Précisons encore : garantie de réalisme, la  quantité vaut pour le passage d’un état à un autre, à l’issue duquel le produit de la conception, l’œuvre de création, retrouve les qualités de l’inspiration qui est à sa source : « À cet égard, commente Philippe Boudon, l’échelle est ouverture qualitative relativement à la proportion qui, elle, est close sur le calculable. » C’est dans ces conditions que la notion d’échelle permet de retrouver une liberté que la seule proportion lui déniait, attachée qu’elle était à un espace de l’idéalité impuissant à entrer dans le champ des réalités. A l’espace fermé de l’échelle cartographique, binaire (association d’une dimension à une référence), l’architecturologie oppose un espace ouvert, à multiples dimensions, nous mettant en communication avec la diversité du réel (ce que, par ailleurs, l’analyse factorielle permet de traduire, en sociologie par ex.). D’où le recours à la pertinence de la mesure, troisième terme auquel est associée l’échelle architecturologique (sa ternarité) ; pertinence qui est attachée à la dimension en fonction du contexte dans laquelle cette dernière s’insère, et dont le moindre mérite n’est pas de constituer « l’indicateur d’une qualité de la quantité », et ce, dans une continuité qui loin de supprimer les différences (comme dans la géométrie analytique de Descartes) les valorise au contraire.
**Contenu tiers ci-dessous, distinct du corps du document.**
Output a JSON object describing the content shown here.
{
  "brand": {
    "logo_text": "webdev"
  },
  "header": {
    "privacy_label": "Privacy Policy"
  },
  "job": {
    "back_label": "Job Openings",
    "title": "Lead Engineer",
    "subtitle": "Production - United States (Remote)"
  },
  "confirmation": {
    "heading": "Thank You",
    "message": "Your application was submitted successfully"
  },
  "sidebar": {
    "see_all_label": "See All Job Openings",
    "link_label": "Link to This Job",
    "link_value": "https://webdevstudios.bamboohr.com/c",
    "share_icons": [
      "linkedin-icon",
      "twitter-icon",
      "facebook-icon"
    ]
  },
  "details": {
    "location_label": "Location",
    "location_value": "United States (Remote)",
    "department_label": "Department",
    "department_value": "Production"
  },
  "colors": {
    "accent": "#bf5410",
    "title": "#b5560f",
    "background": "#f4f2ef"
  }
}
En bref, « La figure condense de façon emblématique la fonction d’articulation d’une géométrie idéale à une réalité concrète de terrain, ce qui est la fonction même de l’embrayage envisagé de façon générale. »

Avec Philippe Boudon la proportion, et l’analogie son corollaire, sont reléguées derrière l’échelle pour passer d’un espace virtuel à un autre en prise sur le réel. La mesure n’a-t-elle pas cette particularité de nous rendre la réalité sensible tout en recelant, aux deux extrémités de l’échelle comme entre ses barreaux, une potentialité d’infinis. Raison pour laquelle, l’architecturologie, mieux que l’analogie de l’Être, pourrait constituer le modèle théorique de toute transition ou médiation nous faisant passer d’un état à un autre, d’un espace à un autre, que ce soit dans le domaine de l’architecture ou de l’urbanisme, dans celui de toute création artistique comme de toute science, voire, dans celui de la philosophie ou de la métaphysique. Serait-ce trop osé ? Pourtant, à s’en tenir aux activités artistiques, non seulement le passage de la géométrie à l’architecture s’en trouverait clarifié, mais aussi celui de l’arithmétique à la musique, celui de la topologie à la danse, etc. Et, poussant plus loin encore, l’hybridation pourrait constituer l’aboutissement d’une méthode universelle susceptible de transgresser les cloisonnements auxquels se heurtent nos tentatives de conciliation, sinon d’unification. Thomas d’Aquin ne l’avait-il pas pressenti, qui écrivait dans la prima pars de sa Somme (question I, article 2) : « … parmi les sciences, il en est de deux espèces. Certaines s’appuient sur des principes connus par la lumière naturelle de l’intelligence : telles l’arithmétique, la géométrie, etc. D’autres procèdent de principes qui sont connus à la lumière d’une science supérieure : comme la perspective à partir de principes reconnus en géométrie, et la musique à partir de principes connus par l’arithmétique. »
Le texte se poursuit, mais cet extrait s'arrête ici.